Longest you’ve seen someone go on a set of spark plugs

I went 149K on my LS1 F-body, and it never lost any measurably performance or mpg. My Dad's 438K mile old work van, I will ask if he ever changed the plugs, lol!
Work vans have the craziest history, used to know a hvac guy that worked for some big company, he said he would drive a 100 miles to a job...he'd get there and they'd tell him...you need to go back to the shop and get this tool we forgot. So then he'd turn around and drive a 100 miles back to the shop, get the tool and drive a 100 miles back to the job site. Said he probably only was actually working a couple hours a day. The rest was all driving. Said he'd put 50,000 miles on that van every year, easy.
 
Hard to say, but back in the '80's I did a tune up on a friend's '60's Falcon with the 6 banger.
Those Autolites were welded into the head. Iron baby!

Nice ride, by the way. Those engines were long runners. 200 cu in maybe?
 
160K on a set of OEM Denso PK20R-11 plugs on a 1991 Lexus LS400. I was shocked at how well it ran. Of course I replaced them with another set of Denso.
 
After reading through so many posts, I’m wondering if perhaps I can stretch my plugs out to around 120,000 without issue and then take that intake manifold out, maybe replace the rear coils with new OE coils and maybe do the rear valve cover gasket.
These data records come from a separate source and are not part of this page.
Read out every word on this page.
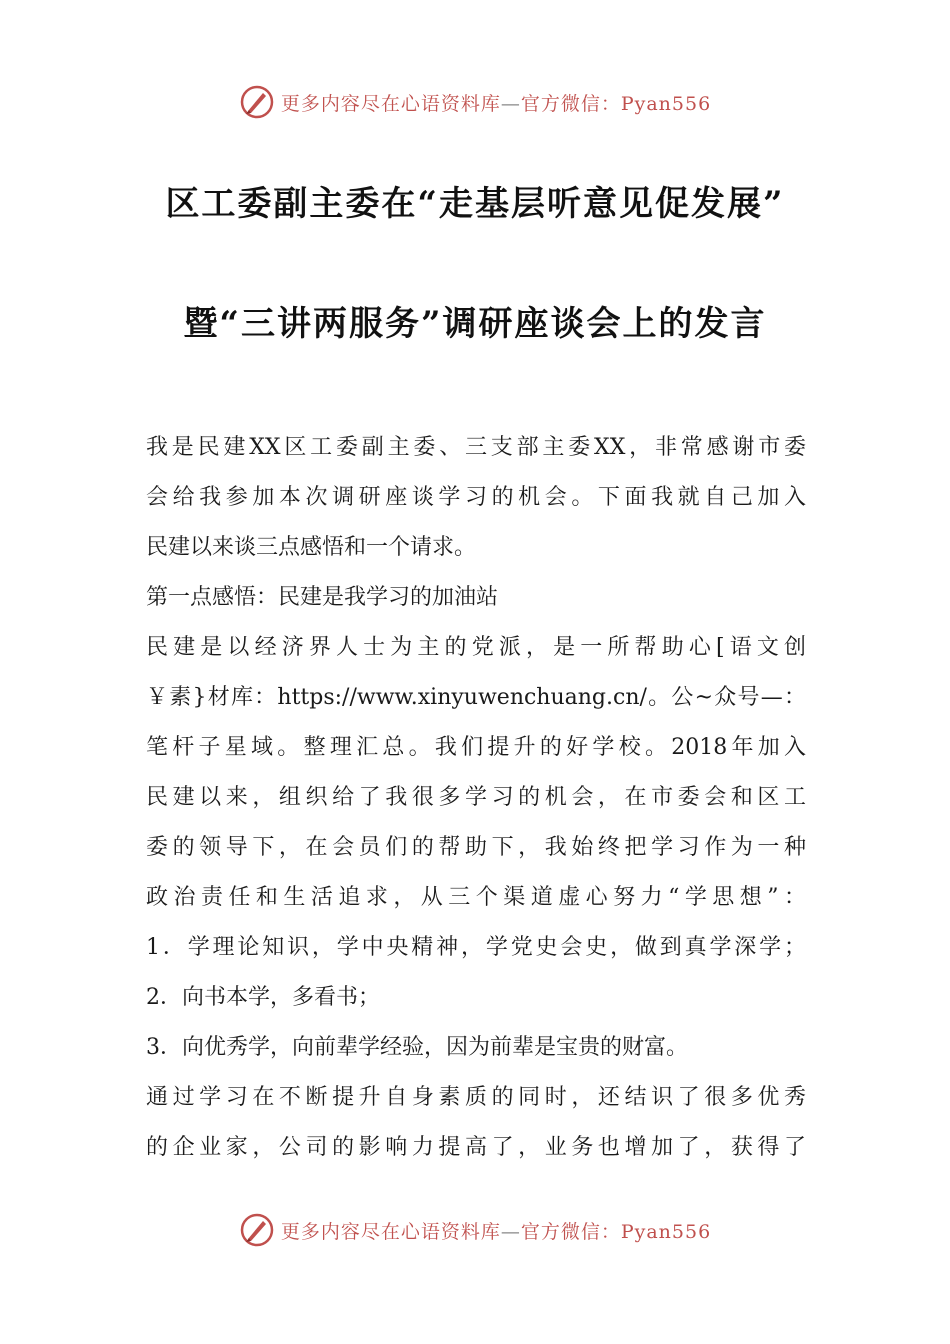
更多内容尽在心语资料库—官方微信：Pyan556
区工委副主委在“走基层听意见促发展”
暨“三讲两服务”调研座谈会上的发言
我是民建XX区工委副主委、三支部主委XX，非常感谢市委
会给我参加本次调研座谈学习的机会。下面我就自己加入
民建以来谈三点感悟和一个请求。
第一点感悟：民建是我学习的加油站
民建是以经济界人士为主的党派，是一所帮助心[语文创
￥素}材库：https://www.xinyuwenchuang.cn/。公~众号—：
笔杆子星域。整理汇总。我们提升的好学校。2018年加入
民建以来，组织给了我很多学习的机会，在市委会和区工
委的领导下，在会员们的帮助下，我始终把学习作为一种
政治责任和生活追求，从三个渠道虚心努力“学思想”：
1．学理论知识，学中央精神，学党史会史，做到真学深学；
2．向书本学，多看书；
3．向优秀学，向前辈学经验，因为前辈是宝贵的财富。
通过学习在不断提升自身素质的同时，还结识了很多优秀
的企业家，公司的影响力提高了，业务也增加了，获得了
更多内容尽在心语资料库—官方微信：Pyan556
Because I don’t want to have to go back in there for a misfire from a coil or a leaking valve cover.

The plugs on my Rx400H looked new at 110K, I feel I could have made 150 easy.
 
Good to know because I'm not looking forward to doing the plugs on mine.

Only reason I bothered was a valve cover gasket leaking, and "since I was in there"

I took this one in at the time but my absolutely superb service writer saved them to discuss.
I dont remember what the electrode was but the

If anyone asks about my relationship with Lexus the best part of it was him, then the product. He took care of me at every turn. (a rare thing these days) I rewarded him with as much business as I could muster for everything.

In retrospect doing them at timing belt time was probably best course for a regular guy, If I ever end up with a 3mzfe based rig again I'll gamble them making it to a 2nd timing belt.
 
4mm...I don't know what that is in thou.
25.4 mm to the inch ... let's round it off to 25 to make the math easy.

25 mm ~ 1"

2.5 mm ~ 0.1"

0.25 mm ~ 0.01"

Therefore, 1 mm ~ 0.04" (40 thou),
and 4 mm ~ 0.16" (160 thou). Yikes, that's excessive! The plugs I installed a couple of days ago were gapped @ 50 thou (0.050"). Before electronic ignition, the gaps used to be smaller.

("Thou" as in short for thousandths, not as a form of biblical or Olde English address.)
 
My cousin went to just under 300k in his 2004 Silverado 4.8L. He bought the truck around 2006 with under 40k, so the plugs were believed to be original. The engine finally started misfiring in the 290s.
 
My son is terrible when it comes to taking care of his vehicle other than oil changes. I gave him my Elantra many years ago. I’ve been telling him since 100,000 miles to do the timing belt and plugs. He sold it last week for $500 with 237,000 miles with the original plugs and timing belt. 😂🤷‍♂️
 
I'm one that has fears that plugs will be very hard to remove/ possibly seize after 50,000 or so miles and/or 5 or 6 years in service, so I change them before they come close to being very worn. My three vehicles have plugs that are very easy to change, thankfully.
If I owned a vehicle that had hard to change plugs, I would likely let them go longer before changing.